Merge Sort a Linked List

algorithm sorting linked-list mergesort

93,030

Solution 1

Wonder why it should be big challenge as it is stated here, here is a straightforward implementation in Java with out any "clever tricks".

//The main function
public static Node merge_sort(Node head) 
{
    if(head == null || head.next == null) 
        return head;
        
    Node middle = getMiddle(head);      //get the middle of the list
    Node left_head = head;
    Node right_head = middle.next; 
    middle.next = null;             //split the list into two halfs

    return merge(merge_sort(left_head), merge_sort(right_head));  //recurse on that
}

//Merge subroutine to merge two sorted lists
public static Node merge(Node a, Node b)
{
    Node dummyHead = new Node();
    for(Node current  = dummyHead; a != null && b != null; current = current.next;)
    {
        if(a.data <= b.data) 
        {
            current.next = a; 
            a = a.next; 
        }
        else
        { 
            current.next = b;
            b = b.next; 
        }
        
    }
    dummyHead.next = (a == null) ? b : a;
    return dummyHead.next;
}

//Finding the middle element of the list for splitting
public static Node getMiddle(Node head)
{
    if(head == null) 
        return head;
    
    Node slow = head, fast = head;
    
    while(fast.next != null && fast.next.next != null)
    {
        slow = slow.next;
        fast = fast.next.next;
    }
    return slow;
}

Solution 2

A simpler/clearer implementation might be the recursive implementation, from which the NLog(N) execution time is more clear.

typedef struct _aList {
    struct _aList* next;
    struct _aList* prev; // Optional.
    // some data
} aList;

aList* merge_sort_list_recursive(aList *list,int (*compare)(aList *one,aList *two))
{
    // Trivial case.
    if (!list || !list->next)
        return list;

    aList *right = list,
          *temp  = list,
          *last  = list,
          *result = 0,
          *next   = 0,
          *tail   = 0;

    // Find halfway through the list (by running two pointers, one at twice the speed of the other).
    while (temp && temp->next)
    {
        last = right;
        right = right->next;
        temp = temp->next->next;
    }

    // Break the list in two. (prev pointers are broken here, but we fix later)
    last->next = 0;

    // Recurse on the two smaller lists:
    list = merge_sort_list_recursive(list, compare);
    right = merge_sort_list_recursive(right, compare);

    // Merge:
    while (list || right)
    {
        // Take from empty lists, or compare:
        if (!right) {
            next = list;
            list = list->next;
        } else if (!list) {
            next = right;
            right = right->next;
        } else if (compare(list, right) < 0) {
            next = list;
            list = list->next;
        } else {
            next = right;
            right = right->next;
        }
        if (!result) {
            result=next;
        } else {
            tail->next=next;
        }
        next->prev = tail;  // Optional.
        tail = next;
    }
    return result;
}

NB: This has a Log(N) storage requirement for the recursion.
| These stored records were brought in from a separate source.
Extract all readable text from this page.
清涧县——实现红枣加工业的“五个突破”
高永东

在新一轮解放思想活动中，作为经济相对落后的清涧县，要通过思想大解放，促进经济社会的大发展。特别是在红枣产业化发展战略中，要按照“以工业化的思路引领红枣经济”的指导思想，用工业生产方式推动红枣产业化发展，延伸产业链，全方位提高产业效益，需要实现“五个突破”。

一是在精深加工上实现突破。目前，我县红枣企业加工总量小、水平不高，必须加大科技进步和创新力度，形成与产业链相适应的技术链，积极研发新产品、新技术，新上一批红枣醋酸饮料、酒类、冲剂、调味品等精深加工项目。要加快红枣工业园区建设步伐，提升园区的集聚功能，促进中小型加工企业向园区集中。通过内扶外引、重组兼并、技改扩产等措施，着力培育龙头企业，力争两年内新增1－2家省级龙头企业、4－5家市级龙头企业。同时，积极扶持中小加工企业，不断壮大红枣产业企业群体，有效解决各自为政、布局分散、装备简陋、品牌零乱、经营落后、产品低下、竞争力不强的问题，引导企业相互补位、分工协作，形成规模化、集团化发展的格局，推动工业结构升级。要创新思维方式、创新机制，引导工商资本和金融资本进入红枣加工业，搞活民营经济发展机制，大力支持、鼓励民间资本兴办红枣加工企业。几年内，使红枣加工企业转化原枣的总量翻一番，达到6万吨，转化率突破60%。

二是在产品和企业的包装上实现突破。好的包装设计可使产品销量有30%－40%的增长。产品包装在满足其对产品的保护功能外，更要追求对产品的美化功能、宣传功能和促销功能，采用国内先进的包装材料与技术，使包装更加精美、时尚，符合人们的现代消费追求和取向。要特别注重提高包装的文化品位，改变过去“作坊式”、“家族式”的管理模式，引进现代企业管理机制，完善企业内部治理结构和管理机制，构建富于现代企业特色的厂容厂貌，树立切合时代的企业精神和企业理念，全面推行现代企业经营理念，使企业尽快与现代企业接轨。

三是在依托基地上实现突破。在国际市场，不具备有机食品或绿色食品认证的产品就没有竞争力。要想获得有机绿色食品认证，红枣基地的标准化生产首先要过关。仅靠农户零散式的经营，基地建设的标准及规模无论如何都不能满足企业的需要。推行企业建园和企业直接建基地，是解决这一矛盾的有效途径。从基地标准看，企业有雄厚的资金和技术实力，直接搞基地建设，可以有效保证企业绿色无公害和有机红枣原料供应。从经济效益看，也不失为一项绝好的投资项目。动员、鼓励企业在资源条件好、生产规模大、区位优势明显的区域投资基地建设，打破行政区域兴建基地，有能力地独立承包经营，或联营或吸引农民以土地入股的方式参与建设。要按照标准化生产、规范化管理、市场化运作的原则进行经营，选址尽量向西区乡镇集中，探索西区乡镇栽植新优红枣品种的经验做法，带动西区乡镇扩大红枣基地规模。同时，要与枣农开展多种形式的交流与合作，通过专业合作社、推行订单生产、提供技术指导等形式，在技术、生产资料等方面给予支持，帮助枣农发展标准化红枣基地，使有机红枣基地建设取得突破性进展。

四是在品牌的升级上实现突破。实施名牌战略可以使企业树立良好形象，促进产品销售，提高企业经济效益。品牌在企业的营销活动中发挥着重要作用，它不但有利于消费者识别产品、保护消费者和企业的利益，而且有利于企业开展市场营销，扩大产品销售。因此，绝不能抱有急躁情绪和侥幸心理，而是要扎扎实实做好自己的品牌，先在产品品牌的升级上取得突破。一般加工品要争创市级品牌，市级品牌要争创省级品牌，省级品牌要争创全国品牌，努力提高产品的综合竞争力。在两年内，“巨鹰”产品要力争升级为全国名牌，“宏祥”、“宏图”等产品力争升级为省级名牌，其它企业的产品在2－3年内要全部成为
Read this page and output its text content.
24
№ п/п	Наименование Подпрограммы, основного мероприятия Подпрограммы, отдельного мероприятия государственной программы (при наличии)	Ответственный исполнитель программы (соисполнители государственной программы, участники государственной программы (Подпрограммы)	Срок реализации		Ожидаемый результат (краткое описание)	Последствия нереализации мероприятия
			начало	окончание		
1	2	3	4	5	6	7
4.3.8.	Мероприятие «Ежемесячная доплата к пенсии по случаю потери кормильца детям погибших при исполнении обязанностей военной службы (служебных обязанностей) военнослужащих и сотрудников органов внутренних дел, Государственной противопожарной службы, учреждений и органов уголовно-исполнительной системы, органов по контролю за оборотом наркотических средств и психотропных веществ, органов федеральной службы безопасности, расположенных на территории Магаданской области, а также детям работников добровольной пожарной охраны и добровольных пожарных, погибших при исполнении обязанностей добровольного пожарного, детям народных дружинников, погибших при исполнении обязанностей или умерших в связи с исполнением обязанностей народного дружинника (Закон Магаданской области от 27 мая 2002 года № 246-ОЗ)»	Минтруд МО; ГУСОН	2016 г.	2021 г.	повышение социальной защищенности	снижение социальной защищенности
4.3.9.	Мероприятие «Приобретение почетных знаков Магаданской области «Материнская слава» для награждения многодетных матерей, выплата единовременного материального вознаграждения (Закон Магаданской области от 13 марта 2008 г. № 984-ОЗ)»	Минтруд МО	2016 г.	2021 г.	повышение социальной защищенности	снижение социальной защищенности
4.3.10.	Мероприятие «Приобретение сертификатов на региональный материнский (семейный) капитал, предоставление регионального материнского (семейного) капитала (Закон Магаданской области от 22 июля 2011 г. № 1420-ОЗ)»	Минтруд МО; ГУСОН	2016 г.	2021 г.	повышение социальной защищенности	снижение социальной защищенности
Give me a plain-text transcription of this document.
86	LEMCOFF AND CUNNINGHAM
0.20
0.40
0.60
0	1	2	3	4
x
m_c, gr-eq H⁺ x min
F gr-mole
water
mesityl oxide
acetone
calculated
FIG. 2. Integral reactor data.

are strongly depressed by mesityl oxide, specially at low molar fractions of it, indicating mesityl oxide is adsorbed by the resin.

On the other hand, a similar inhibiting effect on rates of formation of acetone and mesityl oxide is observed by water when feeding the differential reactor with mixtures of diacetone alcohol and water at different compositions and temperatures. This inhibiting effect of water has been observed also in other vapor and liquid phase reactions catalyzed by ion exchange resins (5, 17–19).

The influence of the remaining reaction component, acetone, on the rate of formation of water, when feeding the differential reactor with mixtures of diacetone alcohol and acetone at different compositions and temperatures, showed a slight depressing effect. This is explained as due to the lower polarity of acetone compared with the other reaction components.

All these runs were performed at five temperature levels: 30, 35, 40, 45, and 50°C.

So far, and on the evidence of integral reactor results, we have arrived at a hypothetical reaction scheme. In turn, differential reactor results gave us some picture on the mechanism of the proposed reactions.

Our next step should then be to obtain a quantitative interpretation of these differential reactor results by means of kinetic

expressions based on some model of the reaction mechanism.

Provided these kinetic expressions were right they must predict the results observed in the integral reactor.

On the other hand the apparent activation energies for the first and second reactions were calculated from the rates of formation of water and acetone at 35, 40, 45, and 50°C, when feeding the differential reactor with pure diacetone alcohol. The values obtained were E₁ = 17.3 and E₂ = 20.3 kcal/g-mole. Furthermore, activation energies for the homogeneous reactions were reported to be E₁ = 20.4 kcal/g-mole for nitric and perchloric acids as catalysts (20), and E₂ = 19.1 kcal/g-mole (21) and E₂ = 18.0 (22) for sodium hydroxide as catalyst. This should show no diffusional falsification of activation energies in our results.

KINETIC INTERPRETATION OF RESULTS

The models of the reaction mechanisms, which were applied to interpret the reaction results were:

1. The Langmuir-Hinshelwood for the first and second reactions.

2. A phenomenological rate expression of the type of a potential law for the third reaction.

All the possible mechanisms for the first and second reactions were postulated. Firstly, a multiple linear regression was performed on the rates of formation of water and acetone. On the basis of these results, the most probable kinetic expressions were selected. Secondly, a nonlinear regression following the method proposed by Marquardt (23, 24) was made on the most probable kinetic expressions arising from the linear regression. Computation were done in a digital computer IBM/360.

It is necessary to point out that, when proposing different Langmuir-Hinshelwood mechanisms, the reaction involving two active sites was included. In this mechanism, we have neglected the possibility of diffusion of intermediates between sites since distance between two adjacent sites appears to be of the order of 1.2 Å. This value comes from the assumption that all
Performance should be roughly comparable with the other strategy I posted. There is a potential optimisation here by running the merge loop while (list && right), and simple appending the remaining list (since we don't really care about the end of the lists; knowing that they're merged suffices).

Solution 3

Heavily based on the EXCELLENT code from: http://www.chiark.greenend.org.uk/~sgtatham/algorithms/listsort.html

Trimmed slightly, and tidied:


typedef struct _aList {
    struct _aList* next;
    struct _aList* prev; // Optional.
       // some data
} aList;

aList *merge_sort_list(aList *list,int (*compare)(aList *one,aList *two))
{
    int listSize=1,numMerges,leftSize,rightSize;
    aList *tail,*left,*right,*next;
    if (!list || !list->next) return list;  // Trivial case

    do { // For each power of two<=list length
        numMerges=0,left=list;tail=list=0; // Start at the start

        while (left) { // Do this list_len/listSize times:
            numMerges++,right=left,leftSize=0,rightSize=listSize;
            // Cut list into two halves (but don't overrun)
            while (right && leftSize<listSize) leftSize++,right=right->next;
            // Run through the lists appending onto what we have so far.
            while (leftSize>0 || (rightSize>0 && right)) {
                // Left empty, take right OR Right empty, take left, OR compare.
                if (!leftSize)                  {next=right;right=right->next;rightSize--;}
                else if (!rightSize || !right)  {next=left;left=left->next;leftSize--;}
                else if (compare(left,right)<0) {next=left;left=left->next;leftSize--;}
                else                            {next=right;right=right->next;rightSize--;}
                // Update pointers to keep track of where we are:
                if (tail) tail->next=next;  else list=next;
                // Sort prev pointer
                next->prev=tail; // Optional.
                tail=next;          
            }
            // Right is now AFTER the list we just sorted, so start the next sort there.
            left=right;
        }
        // Terminate the list, double the list-sort size.
        tail->next=0,listSize<<=1;
    } while (numMerges>1); // If we only did one merge, then we just sorted the whole list.
    return list;
}

NB: This is O(NLog(N)) guaranteed, and uses O(1) resources (no recursion, no stack, nothing).

Solution 4

One interesting way is to maintain a stack, and only merge if the list on the stack has the same number of elements, and otherwise push the list, until you run out of elements in the incoming list, and then merge up the stack.

Solution 5

Here's an alternative recursive version. This does not need to step along the list to split it: we supply a pointer to a head element (which is not part of the sort) and a length, and the recursive function returns a pointer to the end of the sorted list.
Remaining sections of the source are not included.